- Born: Charles Stevan Key
- Education: Mills College (MFA)
- Occupations: Pornographic film producer, director
- Known for: Founder of Treasure Island Media

= Paul Morris (producer) =

American pornographic film director

Charles Stevan Key, better known as Paul Morris, is the owner of Treasure Island Media, a San Francisco, California-based gay pornography studio that specializes in bareback pornography.

==Career==
Before being a pornographer, Morris studied composition. He holds an MFA in Electronic Music from Mills College. He has studied with Robert Ashley, Philip Corner, Grosvenor Cooper, Terry Riley, and Lou Harrison.

Morris started Treasure Island Media, naming the business after his favorite childhood book (Treasure Island). In 1998, he filmed Raunch Lunch. Alongside his own videos, Morris has expanded the studio to release videos directed by Damon Dogg, Max Sohl, Liam Cole, and the Mecos group in Mexico City, and independently produced videos by Swiss members of the Dark Sun Collective.

He is known to be a patron of independent filmmakers and has supported work by Rankin Renwick, Bill Daniel, Todd Verow, Daniel Rabinowitz, Lee Krist, Ryan Sullivan and others. He has also funded projects by San Francisco's Artists' Television Access. He was a primary producer of Todd Ahlberg's film, Meth, a feature-length documentary on drug abuse among gay men.

In October 2007, Morris's Treasure Island Media (TIM) won the prize for Best US Studio at the DAVID Awards in Berlin. This caused controversy as TIM produces bareback films, filmed without a condom, causing Titan Media founder Bruce Cam to decline a Lifetime Achievement Award at the same event. In 2008, Morris received a Best Director Golden Dickie Award for "What I Can't See 2" (which also won Best Video) from Rad Video and Treasure Island Media received the most awards of any adult company including Best Studio.

Morris and his company have been repeatedly banned from consideration for most adult industry awards and events. In July 2009, it was announced that Treasure Island Media had been banned from participating in both The Folsom Street Fair and Dore Alley in San Francisco, and also International Mr. Leather in Chicago. When asked for his opinion on winning awards, Morris states, "I don't pay attention to those things. Prizes are for kids. I'm a grown-up now."

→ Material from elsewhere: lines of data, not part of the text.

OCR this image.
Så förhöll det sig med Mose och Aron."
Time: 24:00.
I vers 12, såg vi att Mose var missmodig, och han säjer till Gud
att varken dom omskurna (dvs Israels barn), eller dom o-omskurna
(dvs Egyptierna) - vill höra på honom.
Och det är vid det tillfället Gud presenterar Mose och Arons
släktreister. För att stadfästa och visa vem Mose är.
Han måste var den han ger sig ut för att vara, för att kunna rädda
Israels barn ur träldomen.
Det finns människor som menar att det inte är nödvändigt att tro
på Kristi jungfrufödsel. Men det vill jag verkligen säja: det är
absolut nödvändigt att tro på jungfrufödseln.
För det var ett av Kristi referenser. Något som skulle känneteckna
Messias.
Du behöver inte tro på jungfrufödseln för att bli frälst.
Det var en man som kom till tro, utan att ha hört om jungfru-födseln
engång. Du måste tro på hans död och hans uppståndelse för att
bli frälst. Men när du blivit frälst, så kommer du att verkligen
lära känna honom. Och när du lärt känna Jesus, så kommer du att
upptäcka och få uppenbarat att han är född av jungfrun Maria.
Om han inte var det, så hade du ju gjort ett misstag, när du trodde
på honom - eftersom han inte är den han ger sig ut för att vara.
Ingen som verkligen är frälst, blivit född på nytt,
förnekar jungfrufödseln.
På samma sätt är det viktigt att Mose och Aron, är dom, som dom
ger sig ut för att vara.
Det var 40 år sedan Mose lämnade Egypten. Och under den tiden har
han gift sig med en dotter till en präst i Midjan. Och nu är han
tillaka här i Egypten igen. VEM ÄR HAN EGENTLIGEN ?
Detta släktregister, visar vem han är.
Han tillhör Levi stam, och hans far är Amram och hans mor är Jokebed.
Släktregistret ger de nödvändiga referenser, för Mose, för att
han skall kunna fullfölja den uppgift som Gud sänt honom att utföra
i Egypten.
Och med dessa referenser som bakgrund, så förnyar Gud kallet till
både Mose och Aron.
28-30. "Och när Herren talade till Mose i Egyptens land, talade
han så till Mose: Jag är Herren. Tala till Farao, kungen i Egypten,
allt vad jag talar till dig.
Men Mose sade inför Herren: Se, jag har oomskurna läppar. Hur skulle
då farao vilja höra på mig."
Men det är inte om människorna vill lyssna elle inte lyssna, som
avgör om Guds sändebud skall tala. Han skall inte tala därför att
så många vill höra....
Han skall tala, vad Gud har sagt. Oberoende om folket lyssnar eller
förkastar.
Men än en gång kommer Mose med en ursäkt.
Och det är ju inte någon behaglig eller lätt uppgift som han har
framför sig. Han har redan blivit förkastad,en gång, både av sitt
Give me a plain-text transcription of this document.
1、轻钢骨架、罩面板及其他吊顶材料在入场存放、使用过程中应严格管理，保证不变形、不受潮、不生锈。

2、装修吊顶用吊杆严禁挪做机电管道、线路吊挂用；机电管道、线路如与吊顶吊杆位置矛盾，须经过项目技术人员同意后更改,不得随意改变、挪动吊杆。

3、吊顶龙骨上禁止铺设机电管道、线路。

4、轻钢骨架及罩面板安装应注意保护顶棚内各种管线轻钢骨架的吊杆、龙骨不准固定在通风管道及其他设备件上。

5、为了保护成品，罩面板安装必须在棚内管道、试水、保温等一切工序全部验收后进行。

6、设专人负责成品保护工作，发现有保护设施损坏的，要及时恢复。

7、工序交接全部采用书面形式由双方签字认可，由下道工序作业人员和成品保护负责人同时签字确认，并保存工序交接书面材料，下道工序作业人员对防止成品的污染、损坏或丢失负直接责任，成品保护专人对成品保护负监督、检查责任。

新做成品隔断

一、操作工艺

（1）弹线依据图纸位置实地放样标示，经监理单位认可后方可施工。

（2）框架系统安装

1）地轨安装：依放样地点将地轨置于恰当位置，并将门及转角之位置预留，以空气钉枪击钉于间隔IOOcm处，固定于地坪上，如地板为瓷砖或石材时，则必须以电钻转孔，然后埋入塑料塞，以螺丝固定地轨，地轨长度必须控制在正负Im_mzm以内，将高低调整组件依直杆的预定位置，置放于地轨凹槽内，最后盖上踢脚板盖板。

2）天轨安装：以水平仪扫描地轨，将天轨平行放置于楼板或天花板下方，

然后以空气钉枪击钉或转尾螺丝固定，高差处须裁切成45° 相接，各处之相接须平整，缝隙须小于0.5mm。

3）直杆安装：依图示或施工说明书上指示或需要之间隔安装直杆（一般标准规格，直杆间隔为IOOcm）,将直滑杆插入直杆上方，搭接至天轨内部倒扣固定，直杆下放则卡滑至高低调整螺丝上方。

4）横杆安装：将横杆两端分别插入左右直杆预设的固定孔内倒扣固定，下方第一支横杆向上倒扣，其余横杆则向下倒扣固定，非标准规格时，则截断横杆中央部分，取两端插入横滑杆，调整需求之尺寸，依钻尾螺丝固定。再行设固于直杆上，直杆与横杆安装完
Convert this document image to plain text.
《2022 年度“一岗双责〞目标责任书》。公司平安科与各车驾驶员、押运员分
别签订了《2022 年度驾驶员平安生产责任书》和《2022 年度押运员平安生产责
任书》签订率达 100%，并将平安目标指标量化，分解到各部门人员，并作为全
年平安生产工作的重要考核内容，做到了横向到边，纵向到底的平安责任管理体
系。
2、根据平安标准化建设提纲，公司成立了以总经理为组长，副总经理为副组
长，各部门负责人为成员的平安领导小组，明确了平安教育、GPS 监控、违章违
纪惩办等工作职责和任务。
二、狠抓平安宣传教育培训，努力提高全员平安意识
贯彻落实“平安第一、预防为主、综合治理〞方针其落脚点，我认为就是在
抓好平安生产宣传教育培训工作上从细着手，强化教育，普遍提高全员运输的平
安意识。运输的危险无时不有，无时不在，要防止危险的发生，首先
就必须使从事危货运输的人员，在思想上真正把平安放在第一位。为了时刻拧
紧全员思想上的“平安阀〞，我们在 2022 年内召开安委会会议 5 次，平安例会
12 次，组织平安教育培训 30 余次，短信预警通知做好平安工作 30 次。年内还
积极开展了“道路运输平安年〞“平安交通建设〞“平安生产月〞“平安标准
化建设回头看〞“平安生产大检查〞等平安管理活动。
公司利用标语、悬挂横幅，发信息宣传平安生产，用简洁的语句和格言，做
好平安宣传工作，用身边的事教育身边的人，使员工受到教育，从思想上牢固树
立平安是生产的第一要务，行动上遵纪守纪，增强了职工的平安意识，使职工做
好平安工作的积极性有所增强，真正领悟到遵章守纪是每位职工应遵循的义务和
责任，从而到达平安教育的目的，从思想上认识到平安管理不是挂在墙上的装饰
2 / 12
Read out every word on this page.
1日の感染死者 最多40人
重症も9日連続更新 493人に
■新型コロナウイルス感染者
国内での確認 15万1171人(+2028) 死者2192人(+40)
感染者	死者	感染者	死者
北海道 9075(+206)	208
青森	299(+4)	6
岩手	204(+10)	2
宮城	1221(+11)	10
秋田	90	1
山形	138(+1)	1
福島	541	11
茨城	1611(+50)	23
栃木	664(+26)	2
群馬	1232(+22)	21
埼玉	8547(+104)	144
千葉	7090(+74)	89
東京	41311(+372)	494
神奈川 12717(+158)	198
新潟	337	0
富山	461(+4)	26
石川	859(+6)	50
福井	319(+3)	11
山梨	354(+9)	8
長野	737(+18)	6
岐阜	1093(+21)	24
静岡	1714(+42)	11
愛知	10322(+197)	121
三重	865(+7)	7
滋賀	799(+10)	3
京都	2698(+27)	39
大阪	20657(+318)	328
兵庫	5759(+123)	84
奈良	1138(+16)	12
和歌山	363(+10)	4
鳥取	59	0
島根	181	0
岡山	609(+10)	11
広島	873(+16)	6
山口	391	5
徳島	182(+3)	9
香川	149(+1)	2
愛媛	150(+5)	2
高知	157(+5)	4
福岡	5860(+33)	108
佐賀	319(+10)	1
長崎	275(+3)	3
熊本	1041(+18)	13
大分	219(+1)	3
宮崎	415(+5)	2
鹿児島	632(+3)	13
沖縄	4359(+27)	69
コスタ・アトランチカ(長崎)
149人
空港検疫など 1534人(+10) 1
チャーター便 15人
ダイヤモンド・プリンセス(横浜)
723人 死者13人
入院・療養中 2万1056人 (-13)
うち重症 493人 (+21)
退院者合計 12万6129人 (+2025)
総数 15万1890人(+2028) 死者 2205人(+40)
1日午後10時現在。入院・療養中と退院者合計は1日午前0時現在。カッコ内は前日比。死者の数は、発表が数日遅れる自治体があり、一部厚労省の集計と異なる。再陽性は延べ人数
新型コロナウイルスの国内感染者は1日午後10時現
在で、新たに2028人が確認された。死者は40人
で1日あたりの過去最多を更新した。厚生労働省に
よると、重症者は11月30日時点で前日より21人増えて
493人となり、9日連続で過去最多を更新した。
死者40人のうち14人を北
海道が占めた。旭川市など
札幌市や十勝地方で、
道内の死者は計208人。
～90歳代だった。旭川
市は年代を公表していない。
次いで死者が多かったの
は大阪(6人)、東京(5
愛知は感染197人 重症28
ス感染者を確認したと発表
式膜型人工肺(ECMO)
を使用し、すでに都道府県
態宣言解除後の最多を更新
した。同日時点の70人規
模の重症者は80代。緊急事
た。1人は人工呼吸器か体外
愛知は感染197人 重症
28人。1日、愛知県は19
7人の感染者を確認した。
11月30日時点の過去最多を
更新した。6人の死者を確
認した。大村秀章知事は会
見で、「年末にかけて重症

In his article "Unbecoming: Pornography and the Queer Event", Tufts University professor Lee Edelman discussed the role of Morris's pornography as work that "hopelessly heralds the future" of what Edelman calls the "posthumanous". In this function, Edelman wrote, Morris' pornography is similar to the film works of both Pier Paolo Pasolini and Michael Haneke.

In May 2014, Morris gave his first phone interview in almost ten years to Australian journalist, Toby McCasker, on the topic of HIV as seen in the Treasure Island picture, Viral Loads.

Morris has co-published academic articles with porn studies scholar Susanna Paasonen in GLQ: A Journal of Lesbian and Gay Studies and The Oxford Handbook of Sound and Image in Digital Media.